Constraint Satisfaction Problems
Constraints are best used with multi-valued variables, i.e. variables with domains bigger than 2. First you define which variables exist and which are their domains, and then you add constraints that forbid some combinations of values to occur simultaneously.
A trivial example? Suppose you have two series A and B of "nucleotide" variables: A1 A2 A3 A4 ... and B1 B2 B3 B4 ... Each of this Ai and Bi variables have the same domain = {adenine, thymine, guanine, cytosine}.
Then you want to match the two series and add a "base pair" constraint between variable A1 and B1, another similar constraint between A2 and B2... Each constraint allows the variables to take only these value pairs: (Ai=adenine, Bi=thymine) (Ai=thymine, Bi=adenine) (Ai=guanine, Bi=cytosine) or (Ai=cytosine, Bi=guanine). All these constraints are equal except for the variables involved.
So if you later assign Ai with value adenine, you can propagate the constraint and prune from Bi the values adenine, guanine and cytosine which are not supported.

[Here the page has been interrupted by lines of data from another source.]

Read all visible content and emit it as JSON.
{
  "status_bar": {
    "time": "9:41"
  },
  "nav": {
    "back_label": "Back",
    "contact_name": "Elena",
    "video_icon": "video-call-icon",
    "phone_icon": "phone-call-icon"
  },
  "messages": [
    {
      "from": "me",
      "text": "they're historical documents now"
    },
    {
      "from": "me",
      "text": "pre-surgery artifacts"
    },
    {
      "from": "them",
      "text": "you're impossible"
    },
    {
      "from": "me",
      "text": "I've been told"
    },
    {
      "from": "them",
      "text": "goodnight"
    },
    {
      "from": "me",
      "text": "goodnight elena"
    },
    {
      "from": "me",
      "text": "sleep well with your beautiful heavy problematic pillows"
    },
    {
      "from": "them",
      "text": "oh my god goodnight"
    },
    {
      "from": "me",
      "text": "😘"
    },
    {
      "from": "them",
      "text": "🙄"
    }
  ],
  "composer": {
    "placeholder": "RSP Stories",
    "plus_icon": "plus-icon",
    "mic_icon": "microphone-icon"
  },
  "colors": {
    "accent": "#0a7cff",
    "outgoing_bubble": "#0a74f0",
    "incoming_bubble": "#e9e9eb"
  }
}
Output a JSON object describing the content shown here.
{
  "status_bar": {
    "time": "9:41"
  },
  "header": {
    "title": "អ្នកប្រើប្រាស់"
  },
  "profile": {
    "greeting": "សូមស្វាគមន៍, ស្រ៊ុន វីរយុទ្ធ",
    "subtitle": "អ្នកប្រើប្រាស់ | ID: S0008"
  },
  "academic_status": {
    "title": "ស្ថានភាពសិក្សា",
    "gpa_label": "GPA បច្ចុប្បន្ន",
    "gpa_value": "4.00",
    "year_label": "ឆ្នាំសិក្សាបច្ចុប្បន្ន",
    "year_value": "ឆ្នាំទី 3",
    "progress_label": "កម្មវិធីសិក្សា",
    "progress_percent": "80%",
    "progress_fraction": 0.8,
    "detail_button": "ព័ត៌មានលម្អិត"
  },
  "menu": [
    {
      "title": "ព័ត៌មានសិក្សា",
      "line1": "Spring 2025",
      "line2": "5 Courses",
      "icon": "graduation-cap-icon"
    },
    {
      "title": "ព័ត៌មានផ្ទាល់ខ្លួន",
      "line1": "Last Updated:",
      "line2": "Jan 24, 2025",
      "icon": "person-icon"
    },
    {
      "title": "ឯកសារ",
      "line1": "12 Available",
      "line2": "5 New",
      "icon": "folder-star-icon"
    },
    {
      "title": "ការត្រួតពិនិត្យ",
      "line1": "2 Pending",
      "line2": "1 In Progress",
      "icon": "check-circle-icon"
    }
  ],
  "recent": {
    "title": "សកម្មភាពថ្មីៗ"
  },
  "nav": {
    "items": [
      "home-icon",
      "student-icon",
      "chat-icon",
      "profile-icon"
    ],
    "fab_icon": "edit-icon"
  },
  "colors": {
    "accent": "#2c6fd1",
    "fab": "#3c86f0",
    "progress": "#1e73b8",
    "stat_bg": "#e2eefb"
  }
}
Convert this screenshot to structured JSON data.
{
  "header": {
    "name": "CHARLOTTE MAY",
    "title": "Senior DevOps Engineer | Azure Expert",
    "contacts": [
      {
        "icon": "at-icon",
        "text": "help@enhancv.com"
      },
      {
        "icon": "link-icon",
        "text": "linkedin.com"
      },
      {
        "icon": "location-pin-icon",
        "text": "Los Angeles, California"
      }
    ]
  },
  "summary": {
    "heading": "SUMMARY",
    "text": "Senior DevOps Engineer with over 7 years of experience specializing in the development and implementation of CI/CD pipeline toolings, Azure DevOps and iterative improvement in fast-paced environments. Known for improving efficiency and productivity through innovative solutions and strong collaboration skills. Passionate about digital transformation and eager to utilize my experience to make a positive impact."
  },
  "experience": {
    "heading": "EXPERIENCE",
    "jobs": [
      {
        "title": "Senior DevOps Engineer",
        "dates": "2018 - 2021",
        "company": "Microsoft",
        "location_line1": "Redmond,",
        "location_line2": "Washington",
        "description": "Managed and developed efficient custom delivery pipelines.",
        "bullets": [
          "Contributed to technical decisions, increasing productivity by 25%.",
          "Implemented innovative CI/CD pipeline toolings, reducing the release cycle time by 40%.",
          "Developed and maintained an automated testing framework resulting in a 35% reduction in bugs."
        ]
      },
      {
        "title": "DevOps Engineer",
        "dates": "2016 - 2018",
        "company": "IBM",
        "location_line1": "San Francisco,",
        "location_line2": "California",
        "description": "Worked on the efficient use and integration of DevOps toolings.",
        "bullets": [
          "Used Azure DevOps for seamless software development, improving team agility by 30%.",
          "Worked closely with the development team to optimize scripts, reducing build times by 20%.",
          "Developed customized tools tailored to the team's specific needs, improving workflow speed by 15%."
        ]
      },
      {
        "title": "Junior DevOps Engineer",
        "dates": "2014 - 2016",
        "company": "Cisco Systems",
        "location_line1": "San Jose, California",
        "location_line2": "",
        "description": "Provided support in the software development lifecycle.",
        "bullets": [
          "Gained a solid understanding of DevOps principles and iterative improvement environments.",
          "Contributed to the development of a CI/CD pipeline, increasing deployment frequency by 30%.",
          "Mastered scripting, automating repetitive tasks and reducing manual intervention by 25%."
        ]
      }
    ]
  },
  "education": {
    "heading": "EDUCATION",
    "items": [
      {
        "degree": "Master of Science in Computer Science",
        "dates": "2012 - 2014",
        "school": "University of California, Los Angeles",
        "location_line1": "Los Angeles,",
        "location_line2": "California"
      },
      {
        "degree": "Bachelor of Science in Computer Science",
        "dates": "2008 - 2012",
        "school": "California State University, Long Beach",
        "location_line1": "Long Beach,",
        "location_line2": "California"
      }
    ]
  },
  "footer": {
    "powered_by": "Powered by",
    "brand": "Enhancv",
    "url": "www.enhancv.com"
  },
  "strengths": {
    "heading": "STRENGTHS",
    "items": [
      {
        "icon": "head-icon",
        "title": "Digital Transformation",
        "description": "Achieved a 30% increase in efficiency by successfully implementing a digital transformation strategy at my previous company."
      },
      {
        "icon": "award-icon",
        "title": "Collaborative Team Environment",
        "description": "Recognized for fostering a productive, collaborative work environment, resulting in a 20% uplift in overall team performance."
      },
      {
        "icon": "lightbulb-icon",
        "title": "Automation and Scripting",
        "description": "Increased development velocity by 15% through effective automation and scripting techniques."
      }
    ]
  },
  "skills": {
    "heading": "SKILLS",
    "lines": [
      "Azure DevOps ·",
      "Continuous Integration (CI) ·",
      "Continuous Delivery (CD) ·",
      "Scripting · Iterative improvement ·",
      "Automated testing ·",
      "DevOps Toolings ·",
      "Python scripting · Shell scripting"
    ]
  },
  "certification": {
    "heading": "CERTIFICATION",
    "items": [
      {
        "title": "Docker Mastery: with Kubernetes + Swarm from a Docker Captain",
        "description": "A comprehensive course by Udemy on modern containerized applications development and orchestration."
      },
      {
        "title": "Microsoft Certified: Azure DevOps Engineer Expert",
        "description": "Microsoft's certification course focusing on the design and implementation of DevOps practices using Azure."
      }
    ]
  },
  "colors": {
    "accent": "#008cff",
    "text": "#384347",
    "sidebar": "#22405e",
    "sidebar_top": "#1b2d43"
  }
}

In this example this leaves you with only 1 value left in the domain of Bi so you can also assign Bi with the value thymine.
If you ever reach a state with an empty domain, for example if Bi was previously decided not to be thymine, you have to backtrack and erase the decision to assign Ai with adenine.
Note that if later in the program you want to try and match the chain A with B shifted one place, i.e. clean the constraints Ai-Bi and put a new constraint between each Ai with B(i+1), then it is a different "constraint problem" and you have to restart the "constraint solver" procedure - the information gathered through the previous solution search is no longer applicable to this new problem.